Значит, надо было еще больше притаиться ввиду, быть может, близкого успеха и осуществления многолетних, заветных ожиданий и надежд…
И люди затаились, но работа пошла еще напряженнее и живее.
Конечно, как и при всяком заговоре, в среде преданных делу людей завелись свои предатели, а также введенные искусственно в кружки патриотов провокаторы-шпионы.
Были и такие, которые вели двойную игру: заговорщикам выдавали планы и ходы правительства, а последнему изредка кидали в жертву слишком зарвавшихся демагогов или чересчур неосторожных юных мечтателей-мятежников.
О заговоре в рядах войск осторожно давали знать Константину, особенно Новосильцев, который меньше других считался с положением и с личной вспыльчивостью цесаревича.
Но последний неизменно возражал.
— Мерзавцы везде есть! Среди двенадцати апостолов один оказался Иуда из Кариота… Может, и в моих полках есть пара-другая сучьих сынов… А за польскую армию вообще головой ручаюсь. Уж не говоря о нашей, русской, о литовских батальонах. Что они, звери? Могут отплатить мне, и государю, и всей России изменой, гибелью за то, что мы им дали и собираемся еще дать? Пустое. Они по чувству разума, из прямого расчета должны остаться нам верны. Горшок котлу не товарищ! Стоит этой дряхлой, утлой Польше теперь стукнуться о наши железные бока — и капут. Думаете, ребенок польский не знает такой азбуки? Ошибаетесь… Ксендзы здешние, знаю, мутят. Уж такой народец, римская банда. Они вечно особняком. Status in statu [12]изображают. Вот и все.
Новосильцев поневоле вынужден был умолкнуть.
— Вот уж воистину! — говорил он. — Против глупости человеческой и сами боги не могут бороться!..
В холодное январское утро рано, как всегда, проснулся Константин.
Военных занятий нынче нет никаких, приема тоже. И он, погревшись у вечно пылающего камина, сел разбирать накопившуюся корреспонденцию, свежую и требующую ответа.

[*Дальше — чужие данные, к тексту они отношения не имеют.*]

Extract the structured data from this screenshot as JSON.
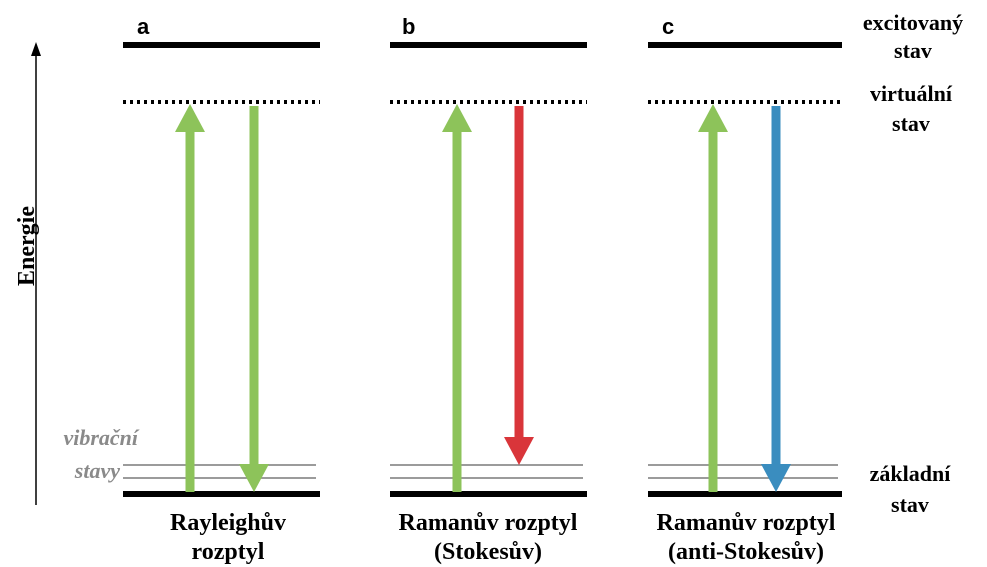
{
  "axis": {
    "label": "Energie"
  },
  "vibrational": {
    "line1": "vibrační",
    "line2": "stavy"
  },
  "states": {
    "excited": {
      "line1": "excitovaný",
      "line2": "stav"
    },
    "virtual": {
      "line1": "virtuální",
      "line2": "stav"
    },
    "ground": {
      "line1": "základní",
      "line2": "stav"
    }
  },
  "panels": [
    {
      "letter": "a",
      "caption1": "Rayleighův",
      "caption2": "rozptyl",
      "down_color": "#8dc35a",
      "down_end": "ground"
    },
    {
      "letter": "b",
      "caption1": "Ramanův rozptyl",
      "caption2": "(Stokesův)",
      "down_color": "#d9353a",
      "down_end": "vibrational"
    },
    {
      "letter": "c",
      "caption1": "Ramanův rozptyl",
      "caption2": "(anti-Stokesův)",
      "down_color": "#3a8dbf",
      "down_end": "ground"
    }
  ],
  "colors": {
    "up_arrow": "#8dc35a",
    "levels": "#000000",
    "vib_lines": "#7a7a7a"
  }
}
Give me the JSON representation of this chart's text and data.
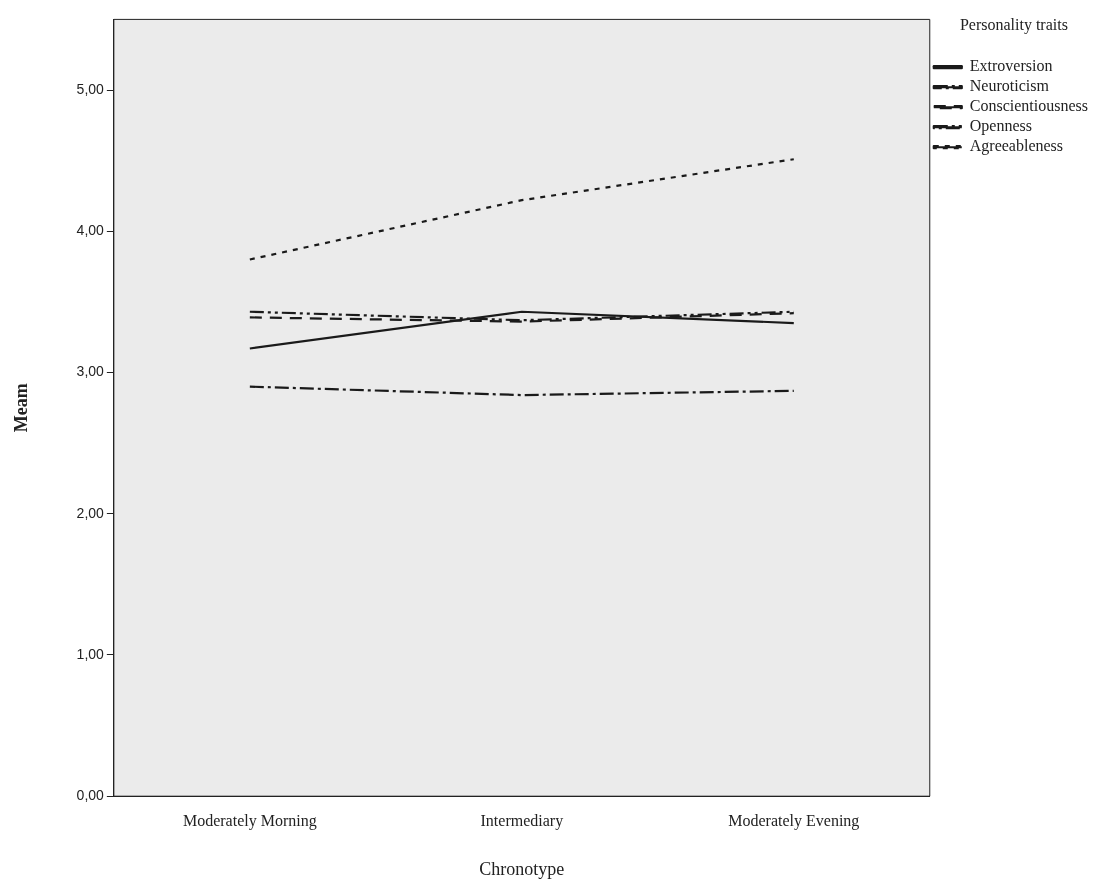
{
  "chart_data": {
    "type": "line",
    "xlabel": "Chronotype",
    "ylabel": "Meam",
    "legend_title": "Personality traits",
    "legend": "top right",
    "categories": [
      "Moderately Morning",
      "Intermediary",
      "Moderately Evening"
    ],
    "series": [
      {
        "name": "Extroversion",
        "color": "#1a1a1a",
        "line_style": "solid",
        "values": [
          3.17,
          3.43,
          3.35
        ]
      },
      {
        "name": "Neuroticism",
        "color": "#1a1a1a",
        "line_style": "dashed",
        "values": [
          2.9,
          2.84,
          2.87
        ]
      },
      {
        "name": "Conscientiousness",
        "color": "#1a1a1a",
        "line_style": "dashed",
        "values": [
          3.39,
          3.36,
          3.42
        ]
      },
      {
        "name": "Openness",
        "color": "#1a1a1a",
        "line_style": "dashed",
        "values": [
          3.43,
          3.37,
          3.43
        ]
      },
      {
        "name": "Agreeableness",
        "color": "#1a1a1a",
        "line_style": "dotted",
        "values": [
          3.8,
          4.22,
          4.51
        ]
      }
    ],
    "ylim": [
      0,
      5.5
    ],
    "yticks": [
      {
        "value": 0,
        "label": "0,00"
      },
      {
        "value": 1,
        "label": "1,00"
      },
      {
        "value": 2,
        "label": "2,00"
      },
      {
        "value": 3,
        "label": "3,00"
      },
      {
        "value": 4,
        "label": "4,00"
      },
      {
        "value": 5,
        "label": "5,00"
      }
    ],
    "grid": false,
    "marker": "none"
  }
}
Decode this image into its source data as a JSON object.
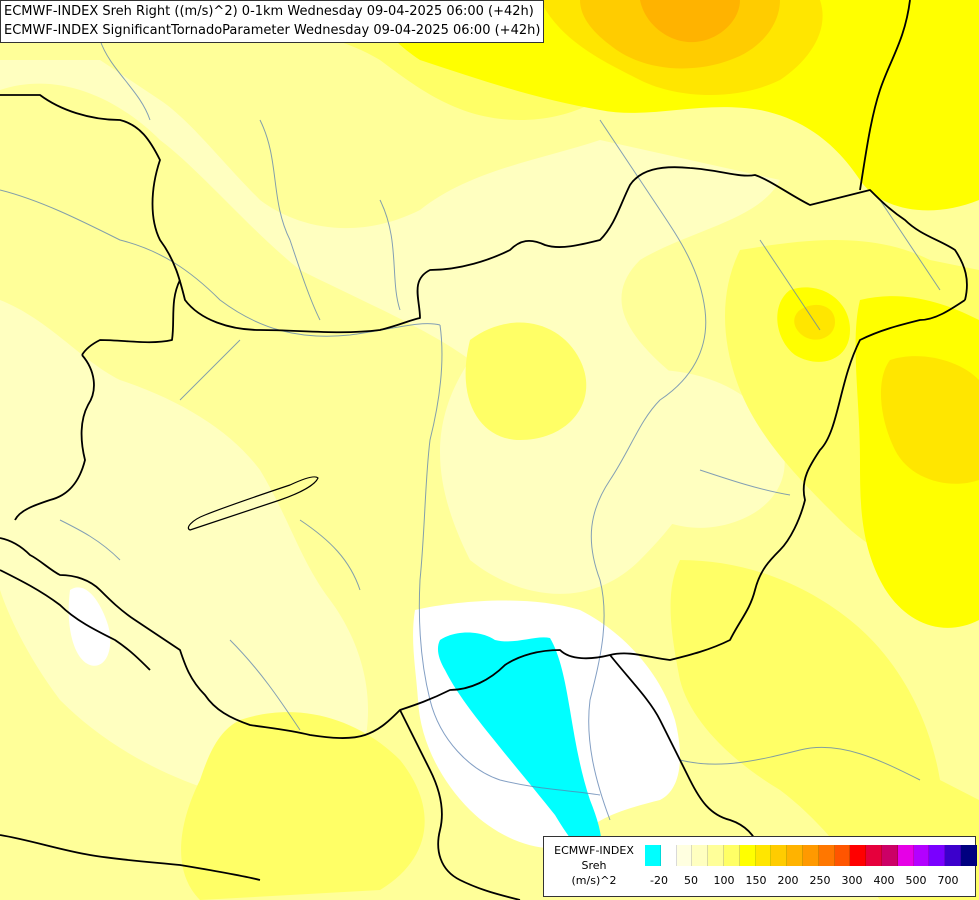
{
  "titles": {
    "line1": "ECMWF-INDEX Sreh Right ((m/s)^2) 0-1km Wednesday 09-04-2025 06:00 (+42h)",
    "line2": "ECMWF-INDEX SignificantTornadoParameter Wednesday 09-04-2025 06:00 (+42h)"
  },
  "legend": {
    "line1": "ECMWF-INDEX",
    "line2": "Sreh",
    "line3": "(m/s)^2",
    "colors": [
      "#00ffff",
      "#ffffff",
      "#ffffe0",
      "#ffffc0",
      "#ffff99",
      "#ffff66",
      "#ffff00",
      "#ffe600",
      "#ffcc00",
      "#ffb300",
      "#ff9900",
      "#ff7700",
      "#ff5500",
      "#ff0000",
      "#e6003c",
      "#cc0066",
      "#e600e6",
      "#b300ff",
      "#7a00ff",
      "#3c00cc",
      "#000080"
    ],
    "ticks": [
      "-20",
      "50",
      "100",
      "150",
      "200",
      "250",
      "300",
      "400",
      "500",
      "700"
    ]
  },
  "palette": {
    "cyan": "#00ffff",
    "white": "#ffffff",
    "pale_yellow": "#ffffc0",
    "light_yellow": "#ffff99",
    "yellow": "#ffff66",
    "bright_yellow": "#ffff00",
    "gold": "#ffe600",
    "orange": "#ffcc00",
    "dark_orange": "#ffb300"
  },
  "icons": {
    "borders": "country-border-lines",
    "rivers": "river-lines"
  }
}
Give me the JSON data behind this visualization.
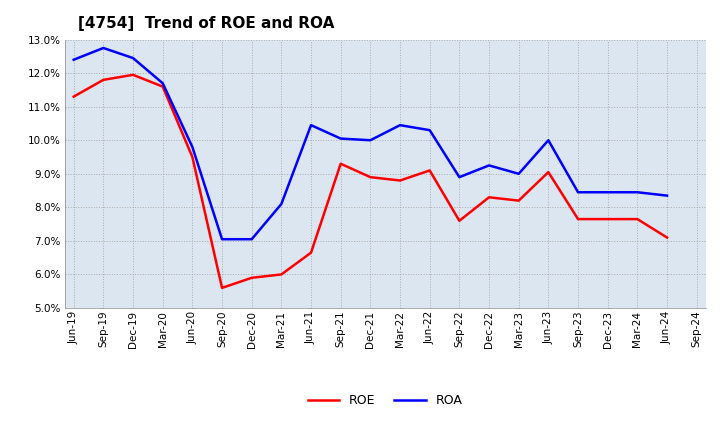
{
  "title": "[4754]  Trend of ROE and ROA",
  "x_labels": [
    "Jun-19",
    "Sep-19",
    "Dec-19",
    "Mar-20",
    "Jun-20",
    "Sep-20",
    "Dec-20",
    "Mar-21",
    "Jun-21",
    "Sep-21",
    "Dec-21",
    "Mar-22",
    "Jun-22",
    "Sep-22",
    "Dec-22",
    "Mar-23",
    "Jun-23",
    "Sep-23",
    "Dec-23",
    "Mar-24",
    "Jun-24",
    "Sep-24"
  ],
  "roe": [
    11.3,
    11.8,
    11.95,
    11.6,
    9.5,
    5.6,
    5.9,
    6.0,
    6.65,
    9.3,
    8.9,
    8.8,
    9.1,
    7.6,
    8.3,
    8.2,
    9.05,
    7.65,
    7.65,
    7.65,
    7.1,
    null
  ],
  "roa": [
    12.4,
    12.75,
    12.45,
    11.7,
    9.8,
    7.05,
    7.05,
    8.1,
    10.45,
    10.05,
    10.0,
    10.45,
    10.3,
    8.9,
    9.25,
    9.0,
    10.0,
    8.45,
    8.45,
    8.45,
    8.35,
    null
  ],
  "ylim": [
    5.0,
    13.0
  ],
  "yticks": [
    5.0,
    6.0,
    7.0,
    8.0,
    9.0,
    10.0,
    11.0,
    12.0,
    13.0
  ],
  "roe_color": "#ff0000",
  "roa_color": "#0000ff",
  "line_width": 1.8,
  "bg_color": "#ffffff",
  "plot_bg_color": "#dce6f1",
  "grid_color": "#aaaaaa",
  "title_fontsize": 11,
  "tick_fontsize": 7.5,
  "legend_fontsize": 9
}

Прежде всего перечитал он письмо Александра, где государь извещал об успешном ходе занятий в Троппау. Но 8-го января нового стиля оттуда все участники конгресса переехали в Лайбах, чтобы находиться ближе к Италии, главным образом интересующей государей. Туда скорее доходят вести из возмущенного Неаполя, легче давать указания войскам.
Уже в Троппау союзники решили принять самые крайние меры против «революционного движения», охватившего Европу, даже наметили для этого ряд практических приемов.
Но какая-то усталость сквозит в строках письма Александра.
«Великой важности дело выполняем мы здесь, — пишет он, — но и трудности, сопряженные с данной работой, неисчислимы. Надо найти как можно скорее решительное средство для искоренения великого зла, которое быстро, тайными и неуловимыми путями, разливается по всему миру. Сам сатана со всею прозорливостью своею помогает усилению царящего зла, направляет его победоносное шествие. И средства борьбы, какие мы ищем, — увы! — не в наших человеческих, слабых руках, а во власти Высшего Зиждителя Мира! Единый Спаситель Наш Своим Святым Словом может дать оружие против сатаны.
Посему и остается призвать Его на помощь, ввериться Его воле и молить горячо, от всего сердца, да пошлет нам спасение. Да подаст нам силы идти Его святым путем, под сенью Духа Святого Всесозидающего!».
Дальше идет сообщение, что государь предполагает двинуть русские силы в Италию, на усмирение карбонариев и других бунтовщиков. Ермолову будет дано знать, чтобы он раньше приехал в Лайбах для подробных совещаний.
«Понемногу, оплот за оплотом бунта — должны смириться перед силой союзных государей, — пишет Александр. — Только тогда могу я быть спокоен и за свою империю, не говоря о царстве польском, так близком вашему сердцу, милый Константин…»
Цесаревич задумался.
Мистический язык, которым с некоторых пор заговорил брат, совершенно чужд уму и сердцу Константина. Но, конечно, это неважно. А вот опасения насчет Польши? Конечно, государю тоже многое донесли, да еще в преувеличенном виде. А Константин за последнее время как-то болезненно чуток стал во всяком вопросе, который касается вверенного ему народа и края.
Тут и самолюбие играет роль, и привязаться успел цесаревич не только к своему детищу, к великолепной польской армии, сейчас окончательно сформированной и вымуштрованной самым блестящим образом… Он полюбил и эту Варшаву, и польский шумный, легко возбуждающийся, отзывчивый народ, в котором так сильна любовь к возвышенным порывам, ко всему, что красиво и смело.